On my first trip out, I headed straight for Tulabi Falls (above). With all the rain this summer, they were thundering. This is the first set of gentle rapids before the water really gets going. I love how the falls drain directly from the calm of Tulabi Lake.
The falls connect Tulabi Lake and the larger Bird Lake (above). I watched the sun set here as mosquitoes searched for any cracks in my Muskol coverage. They were absolutely brutal.

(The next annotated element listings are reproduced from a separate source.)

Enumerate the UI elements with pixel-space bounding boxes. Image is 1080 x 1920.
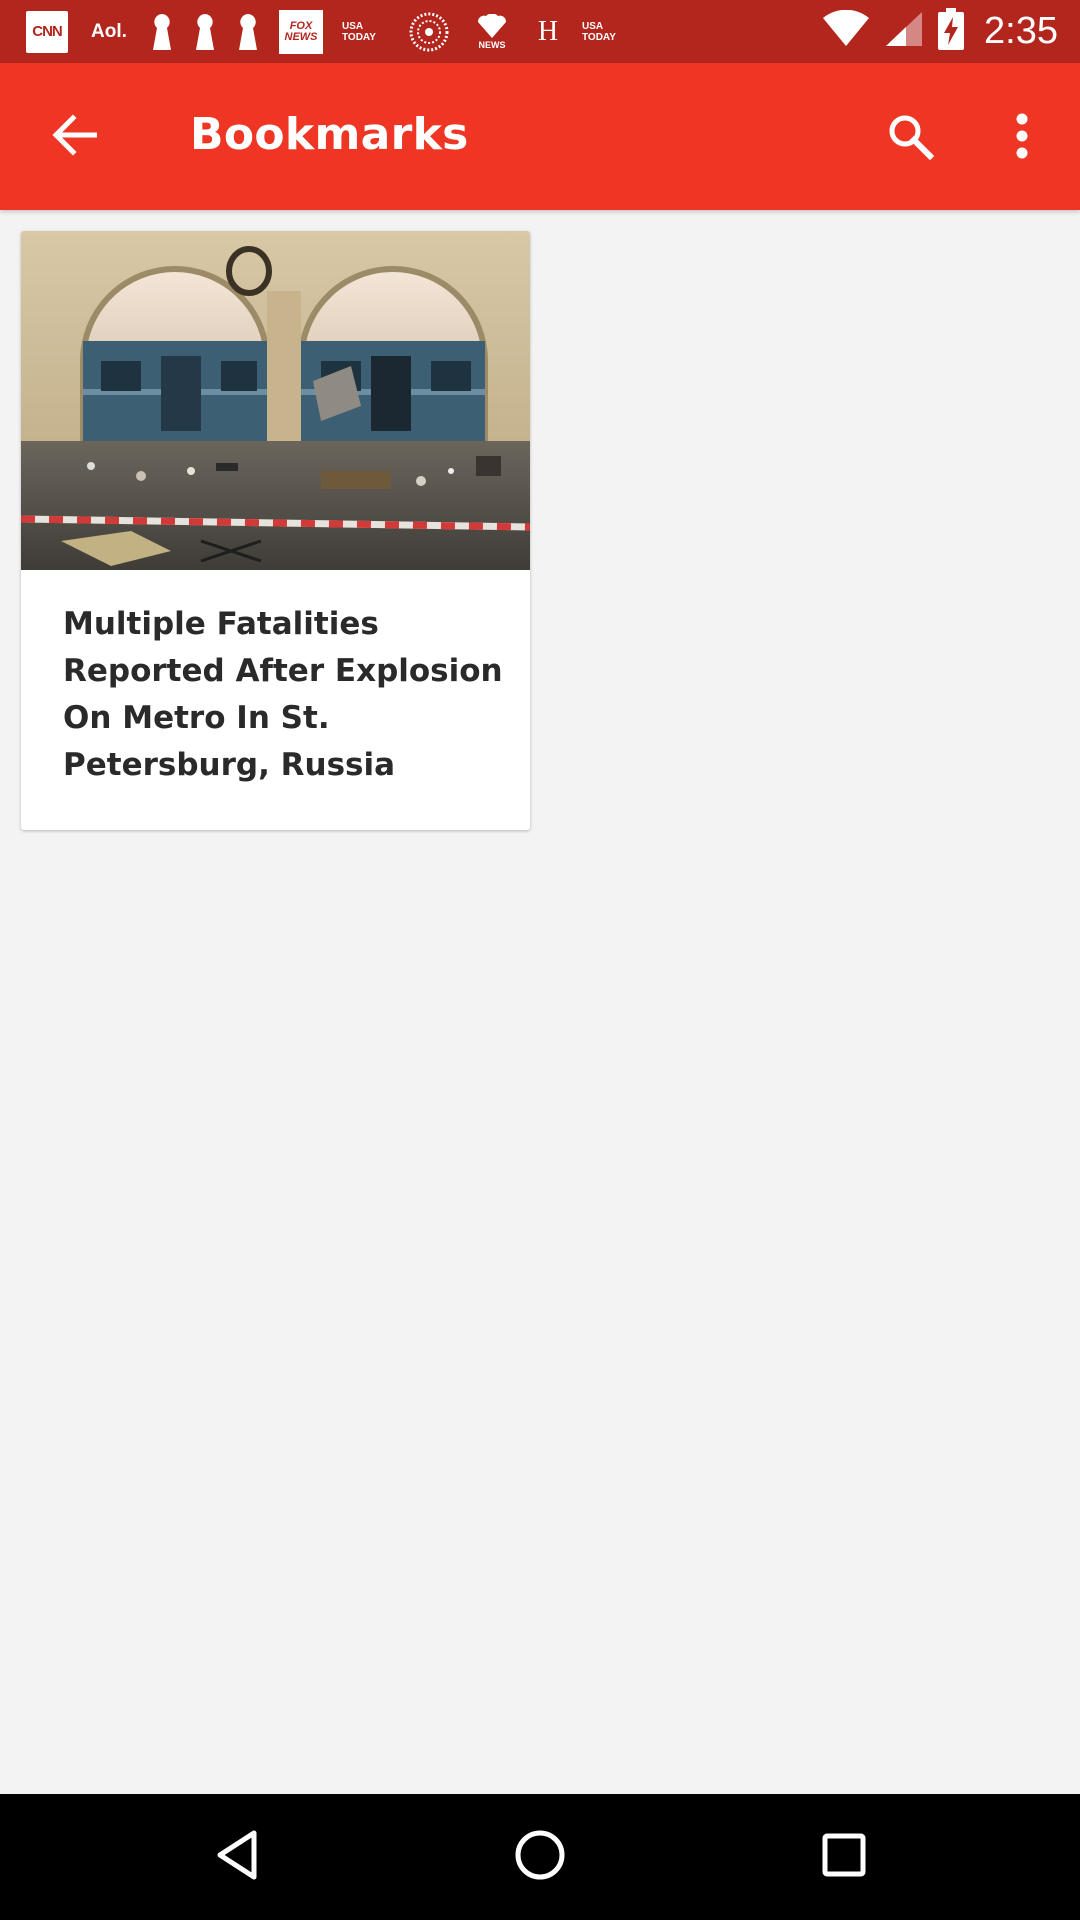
nav-back-button[interactable] — [197, 1822, 277, 1892]
nav-home-icon — [514, 1829, 566, 1886]
dotted-circle-notification-icon — [407, 10, 451, 54]
status-clock: 2:35 — [984, 10, 1058, 52]
usa-today-notification-icon: USA TODAY — [582, 20, 616, 43]
usa-today-notification-icon: USA TODAY — [342, 20, 376, 43]
battery-charging-icon — [938, 8, 965, 55]
nav-recents-button[interactable] — [804, 1822, 884, 1892]
status-bar: CNN Aol. FOX NEWS USA TODAY NEWS H USA T… — [0, 0, 1080, 63]
more-options-button[interactable] — [990, 103, 1054, 173]
aol-notification-icon: Aol. — [91, 20, 127, 42]
notification-icons: CNN Aol. FOX NEWS USA TODAY NEWS H USA T… — [0, 0, 647, 63]
fox-news-notification-icon: FOX NEWS — [279, 9, 323, 54]
cnn-notification-icon: CNN — [26, 10, 68, 53]
arrow-back-icon — [51, 113, 98, 161]
search-button[interactable] — [870, 103, 950, 173]
nav-home-button[interactable] — [500, 1822, 580, 1892]
nbc-news-label: NEWS — [478, 39, 506, 50]
article-image — [21, 231, 530, 570]
keyhole-notification-icon — [150, 10, 174, 54]
wifi-icon — [822, 9, 870, 53]
cell-signal-icon — [884, 10, 924, 53]
back-button[interactable] — [38, 106, 110, 168]
system-icons: 2:35 — [808, 0, 1058, 63]
more-vert-icon — [1015, 113, 1029, 164]
nav-back-icon — [214, 1829, 260, 1886]
page-title: Bookmarks — [190, 109, 469, 160]
search-icon — [886, 112, 935, 165]
keyhole-notification-icon — [236, 10, 260, 54]
app-bar: Bookmarks — [0, 63, 1080, 210]
huffpost-notification-icon: H — [537, 15, 559, 47]
bookmark-card[interactable]: Multiple Fatalities Reported After Explo… — [21, 231, 530, 830]
system-nav-bar — [0, 1794, 1080, 1920]
bookmark-title: Multiple Fatalities Reported After Explo… — [63, 606, 503, 783]
keyhole-notification-icon — [193, 10, 217, 54]
nbc-news-notification-icon: NEWS — [470, 10, 514, 54]
nav-recents-icon — [821, 1832, 867, 1883]
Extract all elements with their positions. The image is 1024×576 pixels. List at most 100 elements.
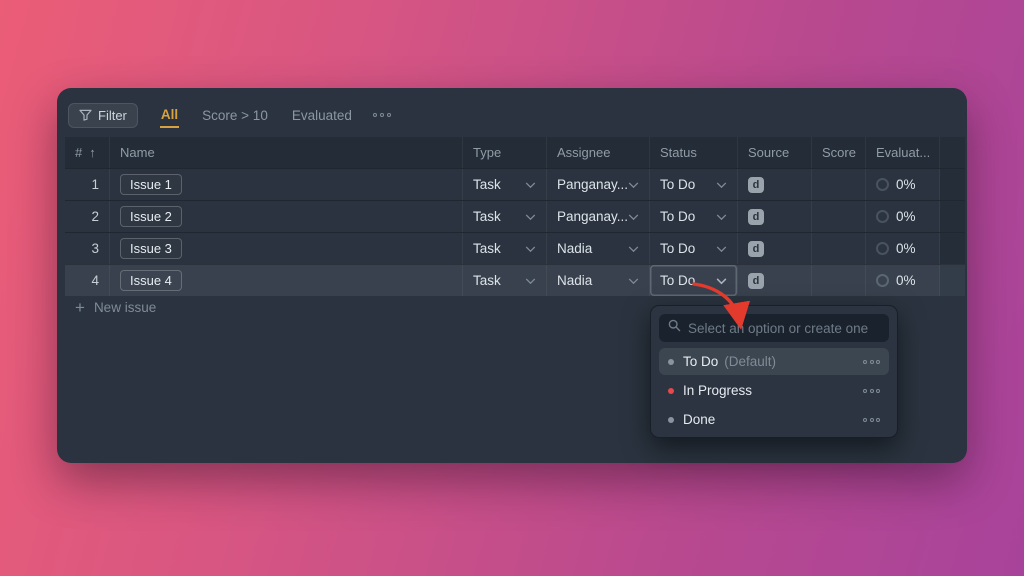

With the remote, I took long-exposures of the stars. In the Nopiming there is zero light pollution, and with no moon out I needed my camping headlamp to punch settings into the camera and find a focus. I pointed it straight up for this 100-second shot of the Milky Way. Later I took this portrait of the night-time forest with Jupiter, lighting the ground with the headlamp.
Before I left, I headed to the boat launch at Tulabi Lake thinking I could view some nice reflections off the water. The northern lights were out, but they were weak and fading quickly – this 120-second exposure caught them before they disappeared for keeps. The full image can be viewed, here.
On a second day out I visited the old Pinawa Dam, one of the province's most photogenic spots. There's plenty of exposed shield rock, rapids and the eerieness of the decommissioned dam's ruins, slowly being reclaimed by nature. This shot (above) is a composite; one photo was taken of the water and lower landforms, and a second one was taken to capture tones of the evening sky. They were then merged in Photoshop.
2 comments:
They're all breathtaking. Awesome.
What fabulous photos! Thanks for sharing!